El Quince de Septiembre:
Today was our first day serving at the Roblealto center called Quince de Septiembre. We were welcomed by so many smiles, cheers, and warm hugs from the staff and children. Everyone was so grateful and exited that we were there. We split up into two groups-one group painted while the other helped out in classrooms. I was on the painting team and we were able to get a first coat on the wall and the ceiling even with the little painting skills we have. The other group helped out the teachers in the classroom with whatever was needed. They also did crafts with them while teaching them about how God sent Jesus to die on the cross for our sins and they wore those crosses the rest of the day. The last half hour we all got to play with the kids ranging from toddlers to twelve year olds and they showered us with love. Whether we were able to have a whole conversation with them in Spanish or only communicated through sounds and hand motions, we felt the connections being made with them and all left filled with pure joy.

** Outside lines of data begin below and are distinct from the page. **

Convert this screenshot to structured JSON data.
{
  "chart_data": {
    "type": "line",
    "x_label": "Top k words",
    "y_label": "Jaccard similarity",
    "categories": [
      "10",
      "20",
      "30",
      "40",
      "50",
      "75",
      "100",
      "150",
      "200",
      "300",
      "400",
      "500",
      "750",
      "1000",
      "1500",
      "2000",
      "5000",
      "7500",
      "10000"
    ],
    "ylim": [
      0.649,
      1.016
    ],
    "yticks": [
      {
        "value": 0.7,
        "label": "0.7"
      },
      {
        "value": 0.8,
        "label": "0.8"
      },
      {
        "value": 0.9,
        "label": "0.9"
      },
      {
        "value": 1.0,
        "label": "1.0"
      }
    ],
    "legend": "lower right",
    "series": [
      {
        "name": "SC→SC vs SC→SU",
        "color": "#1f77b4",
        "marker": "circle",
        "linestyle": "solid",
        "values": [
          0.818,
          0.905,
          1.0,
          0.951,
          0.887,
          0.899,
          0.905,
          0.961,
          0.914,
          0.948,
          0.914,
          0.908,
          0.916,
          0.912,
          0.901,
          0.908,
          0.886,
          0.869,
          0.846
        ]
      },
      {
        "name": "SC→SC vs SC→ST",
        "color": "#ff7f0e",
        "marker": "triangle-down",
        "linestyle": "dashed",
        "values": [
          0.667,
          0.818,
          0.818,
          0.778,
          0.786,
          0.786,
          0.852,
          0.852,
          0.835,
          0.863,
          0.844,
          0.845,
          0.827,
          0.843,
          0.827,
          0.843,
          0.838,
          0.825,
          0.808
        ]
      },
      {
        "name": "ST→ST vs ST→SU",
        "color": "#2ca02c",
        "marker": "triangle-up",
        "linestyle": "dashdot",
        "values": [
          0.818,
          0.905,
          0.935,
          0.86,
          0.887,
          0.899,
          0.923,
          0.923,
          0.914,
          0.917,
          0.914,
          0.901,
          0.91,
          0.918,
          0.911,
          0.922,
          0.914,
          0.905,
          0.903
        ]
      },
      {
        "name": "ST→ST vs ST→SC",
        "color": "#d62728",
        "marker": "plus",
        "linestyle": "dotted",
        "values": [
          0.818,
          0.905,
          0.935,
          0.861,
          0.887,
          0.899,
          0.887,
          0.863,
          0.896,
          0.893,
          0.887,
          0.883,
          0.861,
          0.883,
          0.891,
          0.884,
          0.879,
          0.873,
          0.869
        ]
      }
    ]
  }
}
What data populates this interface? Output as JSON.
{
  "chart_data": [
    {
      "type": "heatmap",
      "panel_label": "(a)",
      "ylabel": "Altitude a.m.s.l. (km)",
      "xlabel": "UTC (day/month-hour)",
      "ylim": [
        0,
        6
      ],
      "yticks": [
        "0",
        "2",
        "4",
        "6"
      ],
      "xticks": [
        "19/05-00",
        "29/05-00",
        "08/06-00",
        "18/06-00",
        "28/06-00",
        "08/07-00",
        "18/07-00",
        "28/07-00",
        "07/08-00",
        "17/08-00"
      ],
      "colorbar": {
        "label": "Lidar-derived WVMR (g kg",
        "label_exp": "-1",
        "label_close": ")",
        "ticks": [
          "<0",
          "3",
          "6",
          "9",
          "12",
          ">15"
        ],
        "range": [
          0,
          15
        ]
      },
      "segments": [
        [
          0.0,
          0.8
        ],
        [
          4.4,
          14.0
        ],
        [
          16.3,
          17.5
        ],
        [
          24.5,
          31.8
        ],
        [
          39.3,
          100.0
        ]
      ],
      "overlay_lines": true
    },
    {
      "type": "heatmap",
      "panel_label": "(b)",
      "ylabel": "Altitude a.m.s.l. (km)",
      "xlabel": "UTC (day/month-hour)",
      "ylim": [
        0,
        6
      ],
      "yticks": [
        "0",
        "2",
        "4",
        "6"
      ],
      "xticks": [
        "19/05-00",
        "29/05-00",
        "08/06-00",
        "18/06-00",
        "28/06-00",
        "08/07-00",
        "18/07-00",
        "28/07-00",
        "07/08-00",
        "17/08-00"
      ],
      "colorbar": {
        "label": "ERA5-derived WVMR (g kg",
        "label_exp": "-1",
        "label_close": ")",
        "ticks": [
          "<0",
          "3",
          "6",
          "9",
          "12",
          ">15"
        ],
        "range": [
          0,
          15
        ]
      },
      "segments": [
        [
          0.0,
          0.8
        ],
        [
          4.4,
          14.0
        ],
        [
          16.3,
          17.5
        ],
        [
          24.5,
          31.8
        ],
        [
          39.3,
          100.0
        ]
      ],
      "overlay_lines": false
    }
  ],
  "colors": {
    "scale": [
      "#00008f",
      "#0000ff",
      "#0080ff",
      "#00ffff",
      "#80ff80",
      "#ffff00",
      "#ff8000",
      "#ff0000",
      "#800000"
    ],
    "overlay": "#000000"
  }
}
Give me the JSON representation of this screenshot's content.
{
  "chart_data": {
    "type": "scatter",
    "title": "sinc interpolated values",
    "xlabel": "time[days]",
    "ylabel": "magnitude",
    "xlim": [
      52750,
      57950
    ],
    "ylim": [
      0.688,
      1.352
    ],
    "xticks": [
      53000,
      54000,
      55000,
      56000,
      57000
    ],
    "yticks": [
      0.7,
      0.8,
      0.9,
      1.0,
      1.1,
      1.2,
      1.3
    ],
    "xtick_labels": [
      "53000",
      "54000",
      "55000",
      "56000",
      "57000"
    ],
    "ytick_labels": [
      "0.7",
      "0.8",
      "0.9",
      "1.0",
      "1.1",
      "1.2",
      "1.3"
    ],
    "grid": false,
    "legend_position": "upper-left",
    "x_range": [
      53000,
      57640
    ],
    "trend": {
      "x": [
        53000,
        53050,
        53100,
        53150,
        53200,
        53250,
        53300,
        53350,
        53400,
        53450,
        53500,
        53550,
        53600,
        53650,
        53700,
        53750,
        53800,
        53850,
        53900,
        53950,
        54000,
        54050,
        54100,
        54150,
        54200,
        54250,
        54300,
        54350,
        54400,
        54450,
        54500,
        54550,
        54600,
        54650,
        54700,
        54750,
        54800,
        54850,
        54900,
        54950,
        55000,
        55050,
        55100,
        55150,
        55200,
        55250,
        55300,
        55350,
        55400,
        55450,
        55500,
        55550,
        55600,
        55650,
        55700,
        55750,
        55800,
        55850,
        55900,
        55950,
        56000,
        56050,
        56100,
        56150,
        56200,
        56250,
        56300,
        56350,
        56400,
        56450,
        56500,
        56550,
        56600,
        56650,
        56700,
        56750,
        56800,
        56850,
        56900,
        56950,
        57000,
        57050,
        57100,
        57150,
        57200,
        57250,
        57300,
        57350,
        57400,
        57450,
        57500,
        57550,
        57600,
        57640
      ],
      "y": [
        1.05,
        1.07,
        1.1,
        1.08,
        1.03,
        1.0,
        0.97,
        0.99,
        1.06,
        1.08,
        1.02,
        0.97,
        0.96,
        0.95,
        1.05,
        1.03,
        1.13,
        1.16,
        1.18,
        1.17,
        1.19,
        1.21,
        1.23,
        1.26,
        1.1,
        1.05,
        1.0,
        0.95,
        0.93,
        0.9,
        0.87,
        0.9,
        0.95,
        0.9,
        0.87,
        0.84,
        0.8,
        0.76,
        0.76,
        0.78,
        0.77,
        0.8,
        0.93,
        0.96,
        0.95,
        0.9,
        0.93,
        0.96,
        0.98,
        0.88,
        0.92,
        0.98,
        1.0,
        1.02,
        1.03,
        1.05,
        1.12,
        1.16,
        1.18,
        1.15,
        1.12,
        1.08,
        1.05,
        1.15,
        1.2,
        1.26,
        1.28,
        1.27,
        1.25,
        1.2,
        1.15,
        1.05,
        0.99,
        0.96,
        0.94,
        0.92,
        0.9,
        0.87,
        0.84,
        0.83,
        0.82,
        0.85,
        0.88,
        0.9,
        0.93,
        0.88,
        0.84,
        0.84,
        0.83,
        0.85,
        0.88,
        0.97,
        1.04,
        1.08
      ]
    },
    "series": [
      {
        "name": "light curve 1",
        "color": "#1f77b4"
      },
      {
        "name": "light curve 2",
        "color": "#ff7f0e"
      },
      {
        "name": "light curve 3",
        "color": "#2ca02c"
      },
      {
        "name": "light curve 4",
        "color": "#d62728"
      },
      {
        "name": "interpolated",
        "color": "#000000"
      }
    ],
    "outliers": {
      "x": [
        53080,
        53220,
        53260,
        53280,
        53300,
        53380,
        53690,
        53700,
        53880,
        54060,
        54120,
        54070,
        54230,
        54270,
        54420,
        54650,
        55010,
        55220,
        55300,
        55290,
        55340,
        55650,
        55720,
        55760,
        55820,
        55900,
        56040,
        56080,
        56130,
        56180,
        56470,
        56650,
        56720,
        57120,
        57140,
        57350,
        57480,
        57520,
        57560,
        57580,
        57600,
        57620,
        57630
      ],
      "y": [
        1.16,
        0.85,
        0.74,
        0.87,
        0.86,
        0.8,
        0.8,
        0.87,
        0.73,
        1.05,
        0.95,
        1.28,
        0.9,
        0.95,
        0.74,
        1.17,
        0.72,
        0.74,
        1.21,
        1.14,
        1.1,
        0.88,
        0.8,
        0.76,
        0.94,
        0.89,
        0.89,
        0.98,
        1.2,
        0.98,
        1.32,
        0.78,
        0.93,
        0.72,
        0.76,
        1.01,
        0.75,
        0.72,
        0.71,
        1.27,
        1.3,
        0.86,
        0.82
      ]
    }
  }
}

Today we went to the Hope Center first. We toured the classrooms and saw where they hold church for the community. Julio, the lead pastor of Openhouse, was there and talked to us about the center. Finca was our next stop. We got there before the kids and started setting up their stations which consisted of soccer, water balloons, bracelet making, and mask painting. I was busy filling up water balloons when a mass of kids came running up behind me. Each of their faces had the biggest smile on it and they were screaming with excitement. While walking around I saw a small group of girls making bracelets and went to sit down with them. I sat with a girl named Anna and she recruited me to make bracelets with her rather than have us each make our bracelets alone. When we were all called to sit with the group she and I had five bracelets each on our wrists. The whole group got together in two lines to play with water balloon game after that. We tossed it across to our partners and stepped back each time we caught it until it burst. Anna and I’s balloon burst very early on, but she quickly ran to the water balloon bucket to grab two more and we continued to play like nothing had happened. I found that adorable and was overjoyed that she simply wanted to keep playing with me. After that we were instructed to follow the dance moves of a little boy on the stage. We were all thoroughly entertained by his dancing although most of us were not as light on our feet as him. The children left around lunch time and we transitioned to sanding and painting chairs and desks for the children’s classrooms. Painting, along with paint fights, took up the rest of exciting first day at Finca.